Live podcast
A live podcast is recorded in front of a real-time audience, either streamed online or on a physical stage, often with live questions. In B2B it pairs naturally with webinars, conferences, and community events.
For example, a SaaS brand records a live podcast on the main stage at its annual user conference, taking audience questions for the guest at the end.
Why it matters: a live podcast creates an event with real attendance and urgency, generating both the recorded episode and a moment people show up for, which is far harder to manufacture with pre-recorded content.
Good looks like real-time energy and audience interaction that a pre-recorded episode could not replicate, with a clean repurposable recording captured alongside.
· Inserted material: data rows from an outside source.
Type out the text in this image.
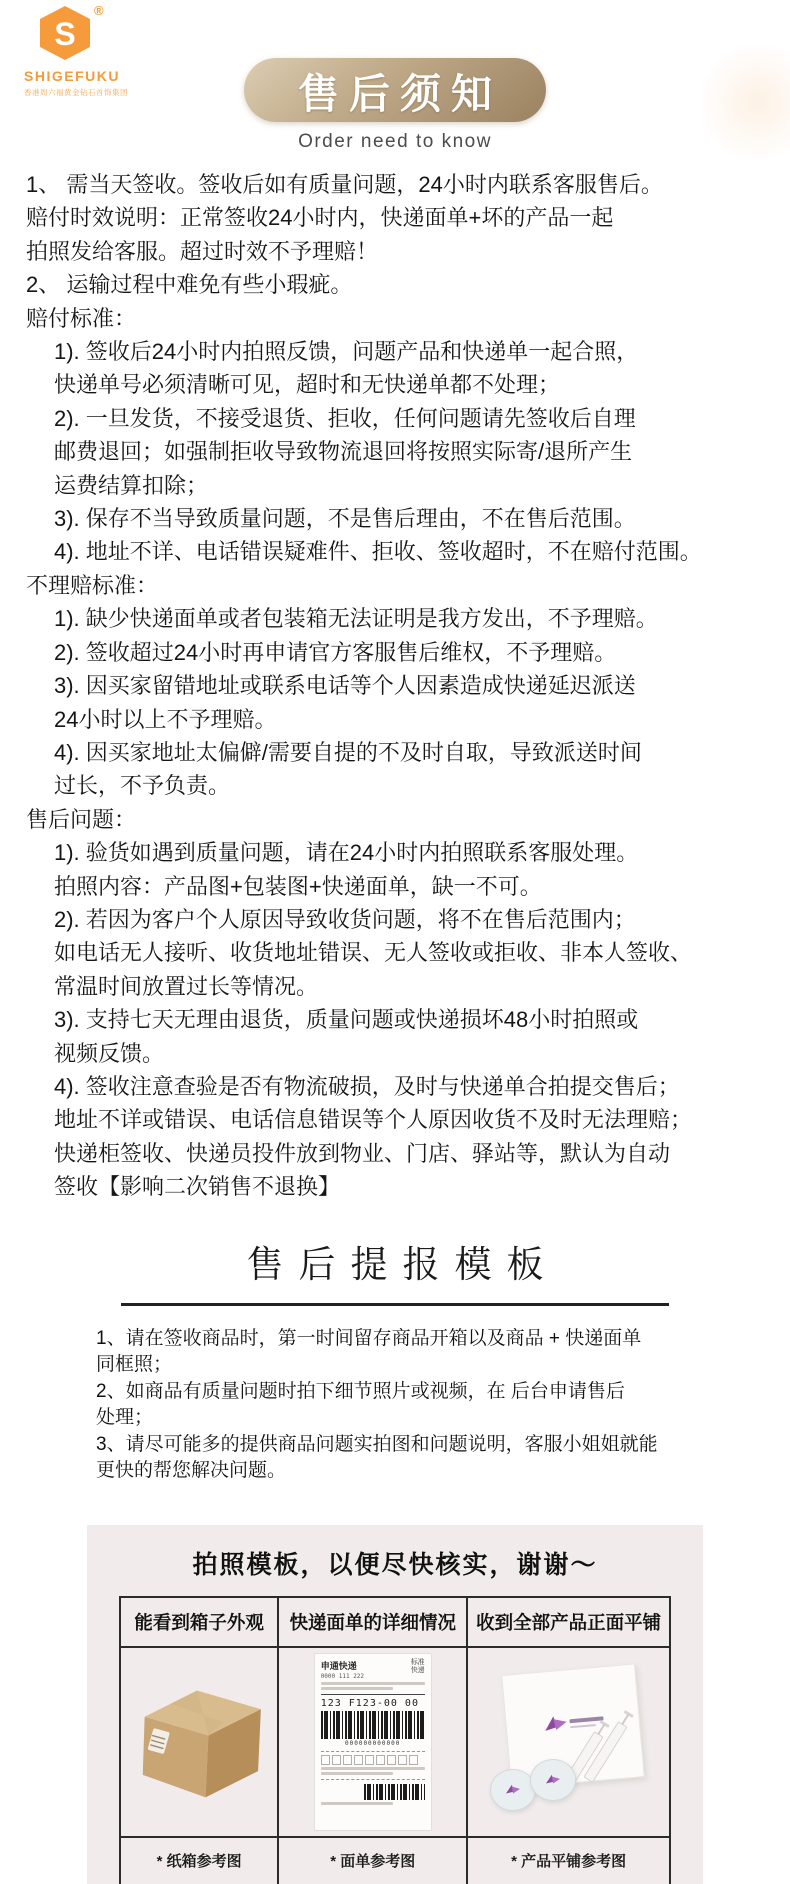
S
®
SHIGEFUKU
香港周六福黄金钻石首饰集团	售后须知
Order need to know
1、 需当天签收。签收后如有质量问题，24小时内联系客服售后。
赔付时效说明：正常签收24小时内，快递面单+坏的产品一起
拍照发给客服。超过时效不予理赔！
2、 运输过程中难免有些小瑕疵。
赔付标准：
1). 签收后24小时内拍照反馈，问题产品和快递单一起合照，
快递单号必须清晰可见，超时和无快递单都不处理；
2). 一旦发货，不接受退货、拒收，任何问题请先签收后自理
邮费退回；如强制拒收导致物流退回将按照实际寄/退所产生
运费结算扣除；
3). 保存不当导致质量问题，不是售后理由，不在售后范围。
4). 地址不详、电话错误疑难件、拒收、签收超时，不在赔付范围。
不理赔标准：
1). 缺少快递面单或者包装箱无法证明是我方发出，不予理赔。
2). 签收超过24小时再申请官方客服售后维权，不予理赔。
3). 因买家留错地址或联系电话等个人因素造成快递延迟派送
24小时以上不予理赔。
4). 因买家地址太偏僻/需要自提的不及时自取，导致派送时间
过长，不予负责。
售后问题：
1). 验货如遇到质量问题，请在24小时内拍照联系客服处理。
拍照内容：产品图+包装图+快递面单，缺一不可。
2). 若因为客户个人原因导致收货问题，将不在售后范围内；
如电话无人接听、收货地址错误、无人签收或拒收、非本人签收、
常温时间放置过长等情况。
3). 支持七天无理由退货，质量问题或快递损坏48小时拍照或
视频反馈。
4). 签收注意查验是否有物流破损，及时与快递单合拍提交售后；
地址不详或错误、电话信息错误等个人原因收货不及时无法理赔；
快递柜签收、快递员投件放到物业、门店、驿站等，默认为自动
签收【影响二次销售不退换】
售后提报模板
1、请在签收商品时，第一时间留存商品开箱以及商品 + 快递面单
同框照；
2、如商品有质量问题时拍下细节照片或视频，在 后台申请售后
处理；
3、请尽可能多的提供商品问题实拍图和问题说明，客服小姐姐就能
更快的帮您解决问题。
拍照模板，以便尽快核实，谢谢～
能看到箱子外观	快递面单的详细情况	收到全部产品正面平铺
申通快递
0000 111 222
标准
快递
123 F123-00 00
000000000000
* 纸箱参考图	* 面单参考图	* 产品平铺参考图
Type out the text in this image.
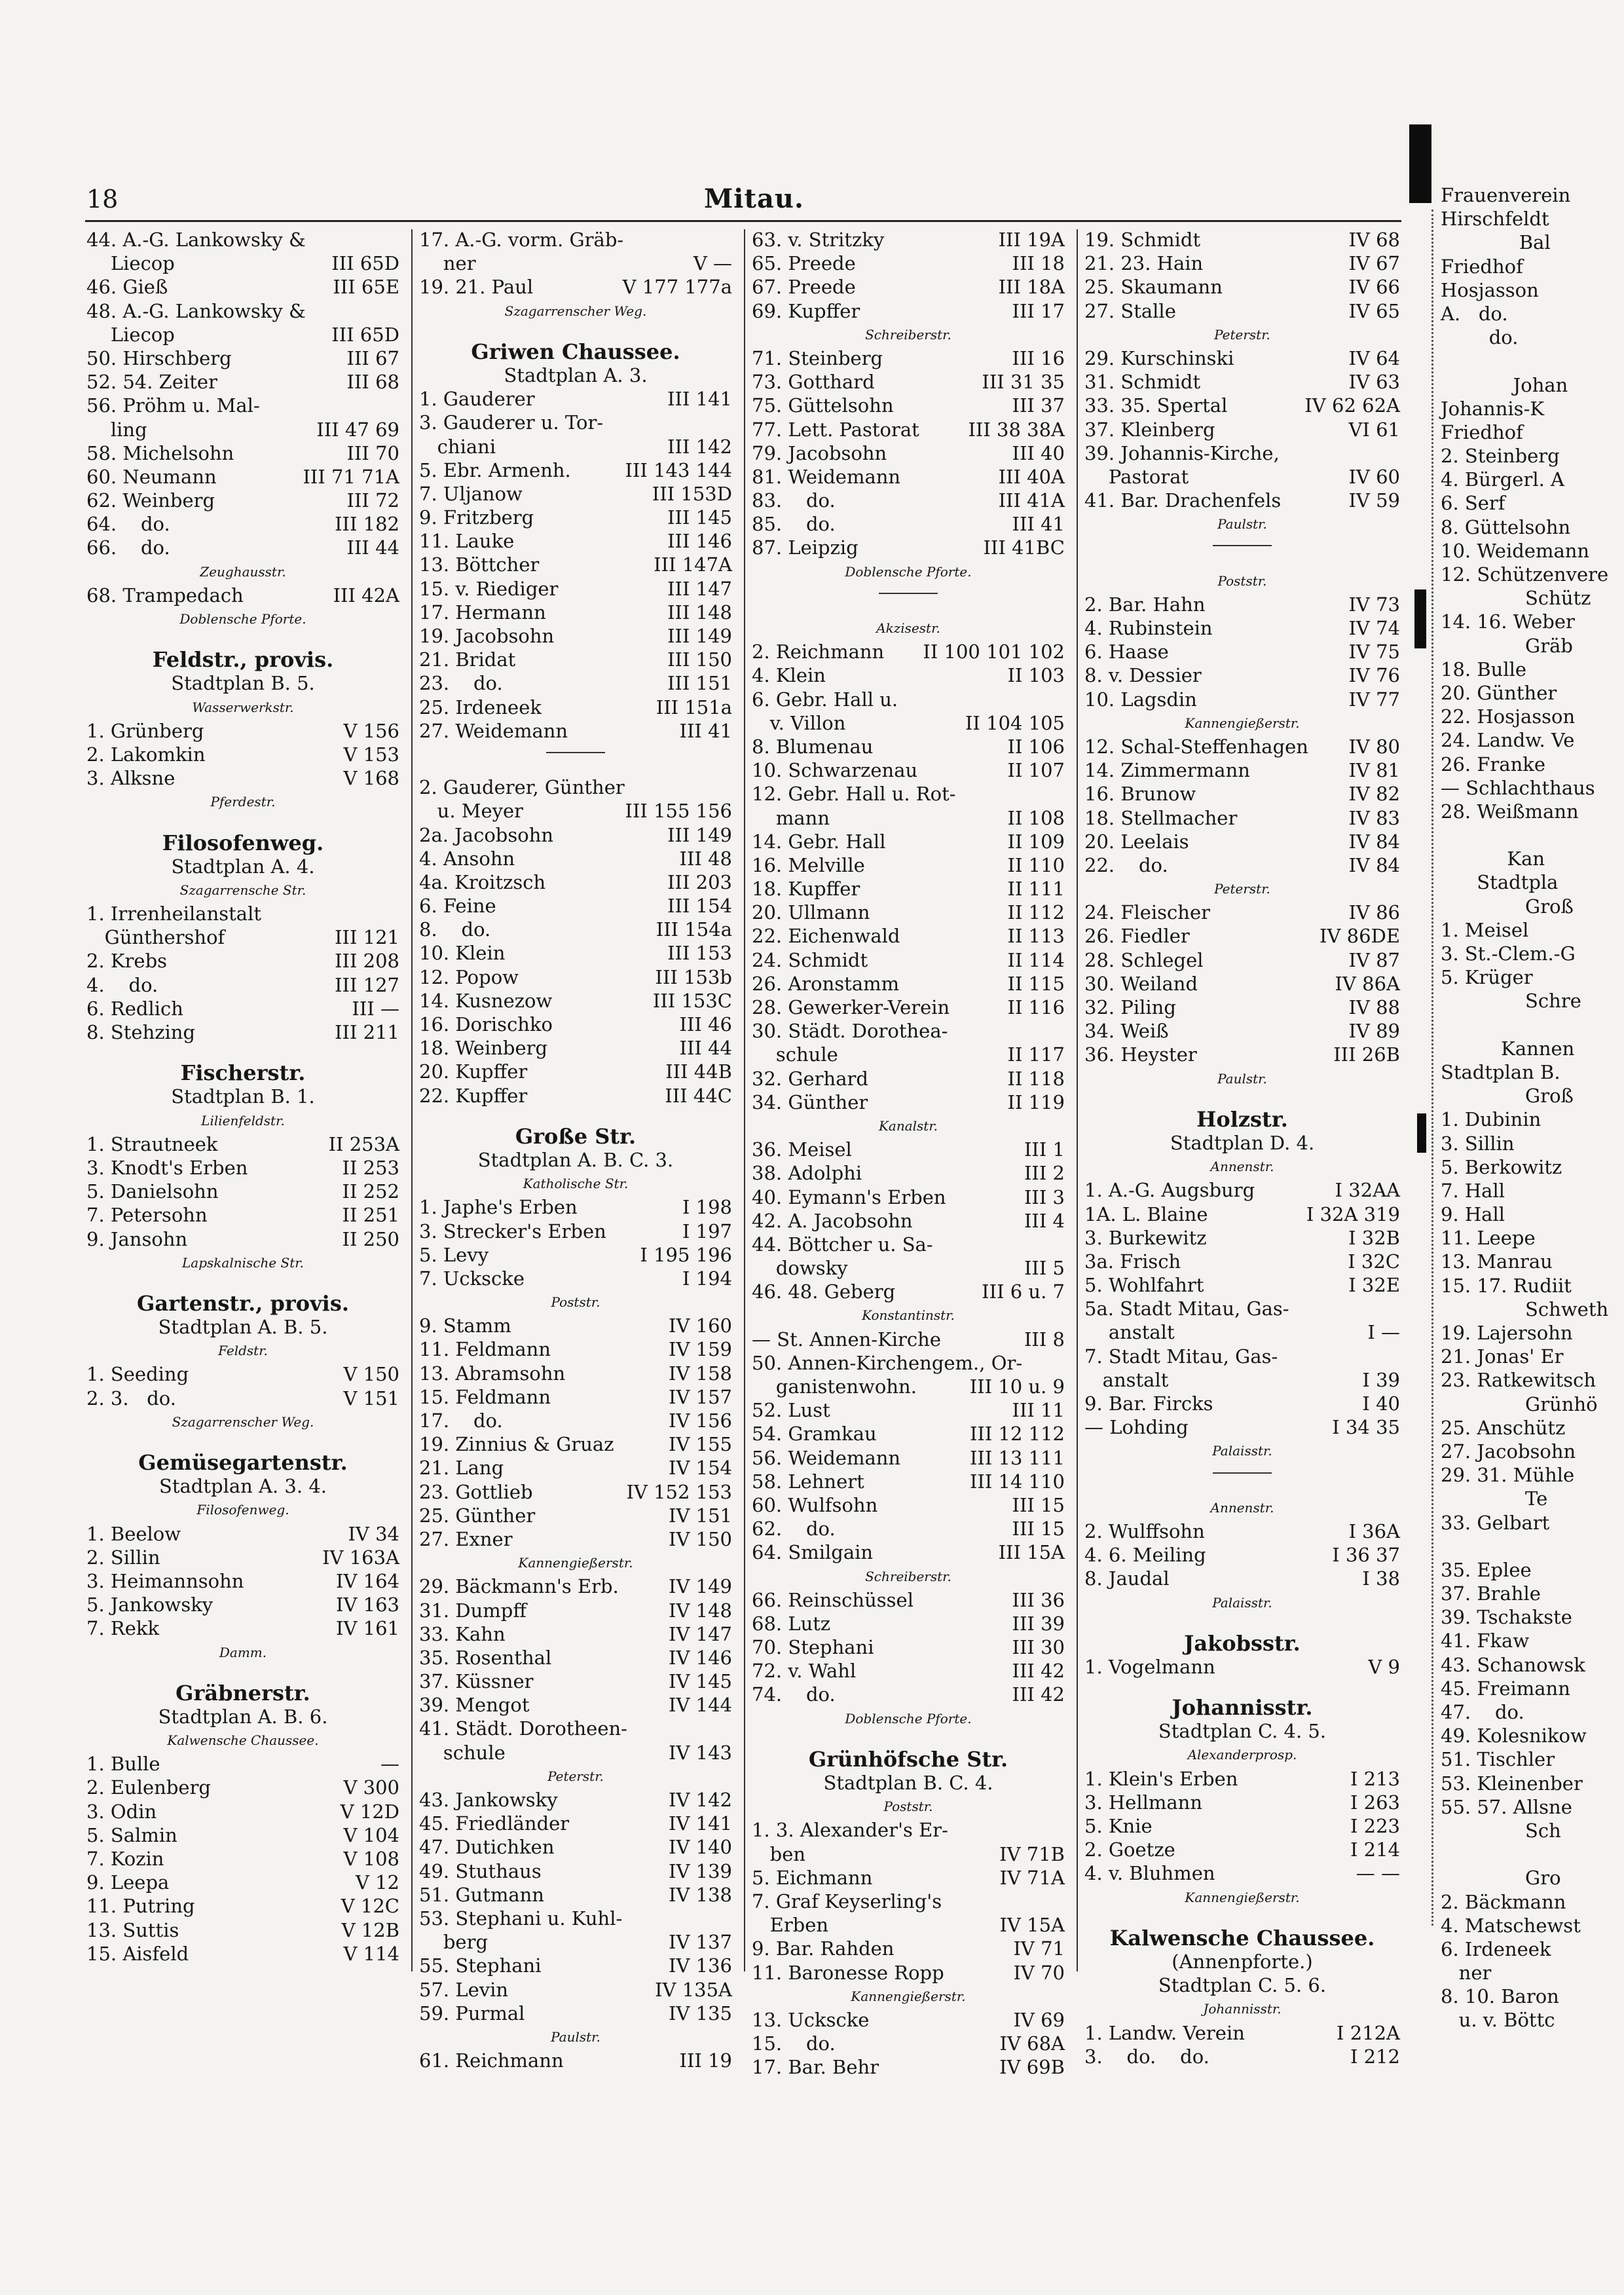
18	Mitau.
44. A.-G. Lankowsky &
Liecop	III 65D
46. Gieß	III 65E
48. A.-G. Lankowsky &
Liecop	III 65D
50. Hirschberg	III 67
52. 54. Zeiter	III 68
56. Pröhm u. Mal-
ling	III 47 69
58. Michelsohn	III 70
60. Neumann	III 71 71A
62. Weinberg	III 72
64.    do.	III 182
66.    do.	III 44
Zeughausstr.
68. Trampedach	III 42A
Doblensche Pforte.
Feldstr., provis.
Stadtplan B. 5.
Wasserwerkstr.
1. Grünberg	V 156
2. Lakomkin	V 153
3. Alksne	V 168
Pferdestr.
Filosofenweg.
Stadtplan A. 4.
Szagarrensche Str.
1. Irrenheilanstalt
Günthershof	III 121
2. Krebs	III 208
4.    do.	III 127
6. Redlich	III —
8. Stehzing	III 211
Fischerstr.
Stadtplan B. 1.
Lilienfeldstr.
1. Strautneek	II 253A
3. Knodt's Erben	II 253
5. Danielsohn	II 252
7. Petersohn	II 251
9. Jansohn	II 250
Lapskalnische Str.
Gartenstr., provis.
Stadtplan A. B. 5.
Feldstr.
1. Seeding	V 150
2. 3.   do.	V 151
Szagarrenscher Weg.
Gemüsegartenstr.
Stadtplan A. 3. 4.
Filosofenweg.
1. Beelow	IV 34
2. Sillin	IV 163A
3. Heimannsohn	IV 164
5. Jankowsky	IV 163
7. Rekk	IV 161
Damm.
Gräbnerstr.
Stadtplan A. B. 6.
Kalwensche Chaussee.
1. Bulle	—
2. Eulenberg	V 300
3. Odin	V 12D
5. Salmin	V 104
7. Kozin	V 108
9. Leepa	V 12
11. Putring	V 12C
13. Suttis	V 12B
15. Aisfeld	V 114
17. A.-G. vorm. Gräb-
ner	V —
19. 21. Paul	V 177 177a
Szagarrenscher Weg.
Griwen Chaussee.
Stadtplan A. 3.
1. Gauderer	III 141
3. Gauderer u. Tor-
chiani	III 142
5. Ebr. Armenh.	III 143 144
7. Uljanow	III 153D
9. Fritzberg	III 145
11. Lauke	III 146
13. Böttcher	III 147A
15. v. Riediger	III 147
17. Hermann	III 148
19. Jacobsohn	III 149
21. Bridat	III 150
23.    do.	III 151
25. Irdeneek	III 151a
27. Weidemann	III 41
2. Gauderer, Günther
u. Meyer	III 155 156
2a. Jacobsohn	III 149
4. Ansohn	III 48
4a. Kroitzsch	III 203
6. Feine	III 154
8.    do.	III 154a
10. Klein	III 153
12. Popow	III 153b
14. Kusnezow	III 153C
16. Dorischko	III 46
18. Weinberg	III 44
20. Kupffer	III 44B
22. Kupffer	III 44C
Große Str.
Stadtplan A. B. C. 3.
Katholische Str.
1. Japhe's Erben	I 198
3. Strecker's Erben	I 197
5. Levy	I 195 196
7. Uckscke	I 194
Poststr.
9. Stamm	IV 160
11. Feldmann	IV 159
13. Abramsohn	IV 158
15. Feldmann	IV 157
17.    do.	IV 156
19. Zinnius & Gruaz	IV 155
21. Lang	IV 154
23. Gottlieb	IV 152 153
25. Günther	IV 151
27. Exner	IV 150
Kannengießerstr.
29. Bäckmann's Erb.	IV 149
31. Dumpff	IV 148
33. Kahn	IV 147
35. Rosenthal	IV 146
37. Küssner	IV 145
39. Mengot	IV 144
41. Städt. Dorotheen-
schule	IV 143
Peterstr.
43. Jankowsky	IV 142
45. Friedländer	IV 141
47. Dutichken	IV 140
49. Stuthaus	IV 139
51. Gutmann	IV 138
53. Stephani u. Kuhl-
berg	IV 137
55. Stephani	IV 136
57. Levin	IV 135A
59. Purmal	IV 135
Paulstr.
61. Reichmann	III 19
63. v. Stritzky	III 19A
65. Preede	III 18
67. Preede	III 18A
69. Kupffer	III 17
Schreiberstr.
71. Steinberg	III 16
73. Gotthard	III 31 35
75. Güttelsohn	III 37
77. Lett. Pastorat	III 38 38A
79. Jacobsohn	III 40
81. Weidemann	III 40A
83.    do.	III 41A
85.    do.	III 41
87. Leipzig	III 41BC
Doblensche Pforte.
Akzisestr.
2. Reichmann II 100 101 102
4. Klein	II 103
6. Gebr. Hall u.
v. Villon	II 104 105
8. Blumenau	II 106
10. Schwarzenau	II 107
12. Gebr. Hall u. Rot-
mann	II 108
14. Gebr. Hall	II 109
16. Melville	II 110
18. Kupffer	II 111
20. Ullmann	II 112
22. Eichenwald	II 113
24. Schmidt	II 114
26. Aronstamm	II 115
28. Gewerker-Verein	II 116
30. Städt. Dorothea-
schule	II 117
32. Gerhard	II 118
34. Günther	II 119
Kanalstr.
36. Meisel	III 1
38. Adolphi	III 2
40. Eymann's Erben	III 3
42. A. Jacobsohn	III 4
44. Böttcher u. Sa-
dowsky	III 5
46. 48. Geberg	III 6 u. 7
Konstantinstr.
— St. Annen-Kirche	III 8
50. Annen-Kirchengem., Or-
ganistenwohn.	III 10 u. 9
52. Lust	III 11
54. Gramkau	III 12 112
56. Weidemann	III 13 111
58. Lehnert	III 14 110
60. Wulfsohn	III 15
62.    do.	III 15
64. Smilgain	III 15A
Schreiberstr.
66. Reinschüssel	III 36
68. Lutz	III 39
70. Stephani	III 30
72. v. Wahl	III 42
74.    do.	III 42
Doblensche Pforte.
Grünhöfsche Str.
Stadtplan B. C. 4.
Poststr.
1. 3. Alexander's Er-
ben	IV 71B
5. Eichmann	IV 71A
7. Graf Keyserling's
Erben	IV 15A
9. Bar. Rahden	IV 71
11. Baronesse Ropp	IV 70
Kannengießerstr.
13. Uckscke	IV 69
15.    do.	IV 68A
17. Bar. Behr	IV 69B
19. Schmidt	IV 68
21. 23. Hain	IV 67
25. Skaumann	IV 66
27. Stalle	IV 65
Peterstr.
29. Kurschinski	IV 64
31. Schmidt	IV 63
33. 35. Spertal	IV 62 62A
37. Kleinberg	VI 61
39. Johannis-Kirche,
Pastorat	IV 60
41. Bar. Drachenfels	IV 59
Paulstr.
Poststr.
2. Bar. Hahn	IV 73
4. Rubinstein	IV 74
6. Haase	IV 75
8. v. Dessier	IV 76
10. Lagsdin	IV 77
Kannengießerstr.
12. Schal-Steffenhagen IV 80
14. Zimmermann	IV 81
16. Brunow	IV 82
18. Stellmacher	IV 83
20. Leelais	IV 84
22.    do.	IV 84
Peterstr.
24. Fleischer	IV 86
26. Fiedler	IV 86DE
28. Schlegel	IV 87
30. Weiland	IV 86A
32. Piling	IV 88
34. Weiß	IV 89
36. Heyster	III 26B
Paulstr.
Holzstr.
Stadtplan D. 4.
Annenstr.
1. A.-G. Augsburg	I 32AA
1A. L. Blaine	I 32A 319
3. Burkewitz	I 32B
3a. Frisch	I 32C
5. Wohlfahrt	I 32E
5a. Stadt Mitau, Gas-
anstalt	I —
7. Stadt Mitau, Gas-
anstalt	I 39
9. Bar. Fircks	I 40
— Lohding	I 34 35
Palaisstr.
Annenstr.
2. Wulffsohn	I 36A
4. 6. Meiling	I 36 37
8. Jaudal	I 38
Palaisstr.
Jakobsstr.
1. Vogelmann	V 9
Johannisstr.
Stadtplan C. 4. 5.
Alexanderprosp.
1. Klein's Erben	I 213
3. Hellmann	I 263
5. Knie	I 223
2. Goetze	I 214
4. v. Bluhmen	— —
Kannengießerstr.
Kalwensche Chaussee.
(Annenpforte.)
Stadtplan C. 5. 6.
Johannisstr.
1. Landw. Verein	I 212A
3.    do.    do.	I 212
Frauenverein
Hirschfeldt
Bal
Friedhof
Hosjasson
A.   do.
do.
Johan
Johannis-K
Friedhof
2. Steinberg
4. Bürgerl. A
6. Serf
8. Güttelsohn
10. Weidemann
12. Schützenvere
Schütz
14. 16. Weber
Gräb
18. Bulle
20. Günther
22. Hosjasson
24. Landw. Ve
26. Franke
— Schlachthaus
28. Weißmann
Kan
Stadtpla
Groß
1. Meisel
3. St.-Clem.-G
5. Krüger
Schre
Kannen
Stadtplan B.
Groß
1. Dubinin
3. Sillin
5. Berkowitz
7. Hall
9. Hall
11. Leepe
13. Manrau
15. 17. Rudiit
Schweth
19. Lajersohn
21. Jonas' Er
23. Ratkewitsch
Grünhö
25. Anschütz
27. Jacobsohn
29. 31. Mühle
Te
33. Gelbart
35. Eplee
37. Brahle
39. Tschakste
41. Fkaw
43. Schanowsk
45. Freimann
47.    do.
49. Kolesnikow
51. Tischler
53. Kleinenber
55. 57. Allsne
Sch
Gro
2. Bäckmann
4. Matschewst
6. Irdeneek
ner
8. 10. Baron
u. v. Böttc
- Going live with no contingency for the inevitable technical failure.
- Treating the live event as the whole deliverable and ignoring the recording.
- Choosing live for content that gains nothing from being live.
What is a live podcast?
A live podcast is recorded in front of a real-time audience, either streamed online or on a physical stage, often with live questions. In B2B it pairs naturally with webinars, conferences, and community events.
What is the difference between a live podcast and a webinar?
They overlap heavily. A live podcast is structured as an episode of an ongoing show with a host and conversational format, and it is published to podcast feeds afterwards, whereas a webinar is usually a standalone, more presentation-led event.
What are the production risks of a live B2B podcast?
Audio and video failures cannot be fixed in post, guests may run long, and live audience questions are unpredictable. A tight run of show and a tech rehearsal beforehand are the main ways to de-risk a live recording.